Van Sickle’s latest win (along with my own top-20 finish at the Shivas) caps a string of Top 50 playing triumphs, including a couple of high-dollar victories (West Penn Open, Frank Fuhrer Invitational) and a tournament-best 66 at the New England Open by our social-networking coordinator, Mike Van Sickle, who has already qualified for the second stage of PGA Tour Q-School.

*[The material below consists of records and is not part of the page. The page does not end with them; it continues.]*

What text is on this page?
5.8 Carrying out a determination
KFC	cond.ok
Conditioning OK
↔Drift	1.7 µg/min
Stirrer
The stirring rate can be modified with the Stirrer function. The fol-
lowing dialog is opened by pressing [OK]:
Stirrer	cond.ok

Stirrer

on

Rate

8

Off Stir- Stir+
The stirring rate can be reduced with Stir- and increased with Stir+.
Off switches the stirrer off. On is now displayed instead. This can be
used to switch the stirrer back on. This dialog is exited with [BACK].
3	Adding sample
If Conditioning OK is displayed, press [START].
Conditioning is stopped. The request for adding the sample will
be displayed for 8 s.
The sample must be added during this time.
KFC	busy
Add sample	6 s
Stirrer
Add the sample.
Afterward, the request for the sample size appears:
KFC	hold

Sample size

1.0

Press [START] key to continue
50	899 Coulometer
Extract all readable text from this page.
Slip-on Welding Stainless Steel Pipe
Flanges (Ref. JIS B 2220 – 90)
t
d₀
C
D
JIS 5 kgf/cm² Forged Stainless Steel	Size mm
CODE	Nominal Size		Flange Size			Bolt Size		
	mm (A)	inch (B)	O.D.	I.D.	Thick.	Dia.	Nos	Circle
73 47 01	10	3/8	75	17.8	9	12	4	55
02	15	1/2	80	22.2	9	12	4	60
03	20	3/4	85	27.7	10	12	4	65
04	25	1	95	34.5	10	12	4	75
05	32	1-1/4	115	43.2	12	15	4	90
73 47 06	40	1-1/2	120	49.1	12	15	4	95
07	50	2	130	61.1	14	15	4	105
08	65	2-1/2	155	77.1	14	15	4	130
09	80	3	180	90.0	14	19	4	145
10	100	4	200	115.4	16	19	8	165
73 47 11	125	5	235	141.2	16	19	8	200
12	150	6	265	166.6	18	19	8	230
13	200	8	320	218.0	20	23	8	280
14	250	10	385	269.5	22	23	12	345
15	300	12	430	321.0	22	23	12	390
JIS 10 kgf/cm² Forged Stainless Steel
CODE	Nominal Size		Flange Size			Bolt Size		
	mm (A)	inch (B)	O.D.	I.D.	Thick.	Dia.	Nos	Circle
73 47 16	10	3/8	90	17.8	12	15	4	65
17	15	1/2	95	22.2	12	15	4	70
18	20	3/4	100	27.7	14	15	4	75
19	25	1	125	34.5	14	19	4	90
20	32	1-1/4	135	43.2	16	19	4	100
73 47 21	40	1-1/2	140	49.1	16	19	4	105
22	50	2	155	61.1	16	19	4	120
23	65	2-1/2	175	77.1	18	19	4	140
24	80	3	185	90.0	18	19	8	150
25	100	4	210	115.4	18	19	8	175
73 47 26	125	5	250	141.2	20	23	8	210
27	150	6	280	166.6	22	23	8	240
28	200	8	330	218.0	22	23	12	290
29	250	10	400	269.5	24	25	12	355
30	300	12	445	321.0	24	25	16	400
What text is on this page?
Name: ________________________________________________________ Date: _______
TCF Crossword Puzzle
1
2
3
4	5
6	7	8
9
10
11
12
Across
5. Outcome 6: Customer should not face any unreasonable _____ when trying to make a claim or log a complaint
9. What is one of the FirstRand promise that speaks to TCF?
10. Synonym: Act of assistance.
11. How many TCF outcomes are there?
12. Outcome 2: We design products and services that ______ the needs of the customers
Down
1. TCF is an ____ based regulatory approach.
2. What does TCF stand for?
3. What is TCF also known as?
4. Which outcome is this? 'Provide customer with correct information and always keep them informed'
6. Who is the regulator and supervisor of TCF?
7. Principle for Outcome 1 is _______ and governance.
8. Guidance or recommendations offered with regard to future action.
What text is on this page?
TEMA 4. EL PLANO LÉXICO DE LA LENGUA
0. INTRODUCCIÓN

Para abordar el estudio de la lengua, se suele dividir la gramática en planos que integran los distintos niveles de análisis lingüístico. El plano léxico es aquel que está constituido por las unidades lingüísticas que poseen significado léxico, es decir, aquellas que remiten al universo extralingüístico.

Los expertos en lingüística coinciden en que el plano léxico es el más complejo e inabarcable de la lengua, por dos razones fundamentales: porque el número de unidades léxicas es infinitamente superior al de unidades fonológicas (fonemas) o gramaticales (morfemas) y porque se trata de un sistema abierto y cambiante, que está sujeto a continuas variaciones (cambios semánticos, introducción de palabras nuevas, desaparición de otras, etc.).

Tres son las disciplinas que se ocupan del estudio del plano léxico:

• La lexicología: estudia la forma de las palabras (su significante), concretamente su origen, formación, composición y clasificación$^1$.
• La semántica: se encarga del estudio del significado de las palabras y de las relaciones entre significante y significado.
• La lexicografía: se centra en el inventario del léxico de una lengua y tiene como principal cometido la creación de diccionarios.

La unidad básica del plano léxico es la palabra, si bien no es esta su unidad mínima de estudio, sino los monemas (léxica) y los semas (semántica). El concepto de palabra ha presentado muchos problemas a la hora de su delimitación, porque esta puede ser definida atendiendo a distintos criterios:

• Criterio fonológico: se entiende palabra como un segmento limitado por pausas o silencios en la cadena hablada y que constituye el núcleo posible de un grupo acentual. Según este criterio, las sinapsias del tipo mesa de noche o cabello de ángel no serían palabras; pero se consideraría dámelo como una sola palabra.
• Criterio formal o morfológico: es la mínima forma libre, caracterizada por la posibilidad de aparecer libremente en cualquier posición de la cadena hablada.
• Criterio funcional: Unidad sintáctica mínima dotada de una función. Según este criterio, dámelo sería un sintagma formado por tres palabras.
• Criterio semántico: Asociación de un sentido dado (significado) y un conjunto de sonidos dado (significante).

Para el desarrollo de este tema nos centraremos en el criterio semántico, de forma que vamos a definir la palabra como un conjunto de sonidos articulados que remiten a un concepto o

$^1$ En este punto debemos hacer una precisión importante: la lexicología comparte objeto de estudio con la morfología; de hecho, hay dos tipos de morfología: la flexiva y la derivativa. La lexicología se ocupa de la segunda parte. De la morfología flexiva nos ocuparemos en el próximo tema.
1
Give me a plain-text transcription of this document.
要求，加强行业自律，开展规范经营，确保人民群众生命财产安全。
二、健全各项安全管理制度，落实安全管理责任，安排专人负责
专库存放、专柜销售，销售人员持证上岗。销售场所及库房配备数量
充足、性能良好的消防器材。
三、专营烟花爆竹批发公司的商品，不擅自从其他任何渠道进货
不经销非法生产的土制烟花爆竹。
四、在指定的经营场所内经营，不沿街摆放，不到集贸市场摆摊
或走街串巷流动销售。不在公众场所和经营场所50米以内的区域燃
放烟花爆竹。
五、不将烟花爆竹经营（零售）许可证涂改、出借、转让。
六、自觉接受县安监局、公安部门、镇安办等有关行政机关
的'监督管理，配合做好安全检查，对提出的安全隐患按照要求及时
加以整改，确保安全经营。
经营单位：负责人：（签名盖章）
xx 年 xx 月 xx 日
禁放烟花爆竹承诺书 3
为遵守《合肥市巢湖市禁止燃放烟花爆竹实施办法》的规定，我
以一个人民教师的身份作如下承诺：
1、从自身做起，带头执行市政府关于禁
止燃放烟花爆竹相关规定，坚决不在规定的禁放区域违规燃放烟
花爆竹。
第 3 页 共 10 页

Nevertheless, the Top 50 rates courses, not players. Philly Cricket has two other tracks — the 37th-ranked Wissahickon Course, designed by A.W. Tillinghast (currently being renovated by Keith Foster and Dan Meersman) and the upstart Militia Hill Course, designed by Michael Hurdzan and Dana Fry — but it’s the Chestnut Hill track, behind the PCC’s cricket pitch and sprawling red-brick clubhouse, that hosted the 1907 and 1910 Opens, won by Alec Ross and Alex Smith, respectively. (Ross’s brother Donald designed an eye-opening seven courses in the current Top 50, including Royal Dornoch, Seminole and Hillcrest.) And here’s a great bit of trivia from Sal Johnson’s book, The Official U.S. Open Almanac:

Entering the 13th hole of the final round [in 1907], A.W. Tillinghast was the low amateur in the field. At that moment, however, , he was overcome by the heat, forcing him to withdraw …. Tillinghast, of course, went on to become one of America’s finest course designers. Some of his famous courses, like Baltusrol and Winged Foot [plus Bethpage Black and Swope Memorial] have been tapped by the USGA as sites for its championships.

“Philadelphia Cricket Club,” Johnson points out in his 1910 notes, “was the first host club to allow the professionals into the clubhouse and to give them locker room privileges.”

These days, the top pros tend not to congregate in the Chestnut Hill shower room. But it’s not because they’re not welcome; it’s more a case of the St. Martin’s layout no longer being U.S. Open compliant, in that nine holes have gone missing. The Shivas Invitational turned this into a virtue by formatting the competition as two nine-hole rounds, the first played from the forward tees to front hole locations with a maximum of four clubs, none longer than 39.5 inches. (The winner of this first lap was Simon & Schuster editor Jofi Ferrari-Adler, who shot a stunning four-under-par 31 with a 3-iron as his biggest stick.) The second nine, played from the back tees to back hole locations, was a conventional 14-club competition.

The playing conditions, it must be said, were superb, it being one of those rare autumn days when shirtsleeve temperatures and abundant sunshine amplify the glory of fall foliage at its colorful peak. The greens were slick and maddeningly-hard to read, corrupting the scorecards of a celebrity-laden field that included Top 50 course-designer Gil Hanse (fifth-ranked Castle Stuart and the incipient Olympics Course in Rio de Janeiro); head professionals Scott Nye (18th-ranked Merion GC, site of the most-recent U.S. Open) and Graeme Lennie (33rd-ranked Balcomie Links); and award-winning actor Richard Kind (Spin City, Curb Your Enthusiasm, The Good Wife).*

*Unable to perform due to injury — but diligent in their roles as cart-companions and spectators — were Drama-Desk- and Obie-award-winning actor David Morse (Treme, The Negotiator, John Adams) and legendary links writer and author James W. Finegan (Emerald Fairways and Foam-Flecked Seas).

Tournament play concluded on the ninth green at 4:58 p.m.. At five, a wedding ceremony began between the green and the starter’s shed. That’s so Philadelphia.

Top 50 on TV: Nothing this week, but the PGA Tour continues it’s inaugural head-start season with the McGladrey Classic on the Seaside Course in Sea Island, Ga. At 7,055 yards, the par-70 layout has a robust 141 slope rating and a designer line that starts with Harry Colt and C.H. Alison (original nine), runs through Joe Lee (Marshside nine) and culminates with Tom Fazio, who directed a 1999 revision. The Seaside Course, aping Merion, uses red wicker baskets instead of hole flags, the difference being that Seaside is public and Merion not so much.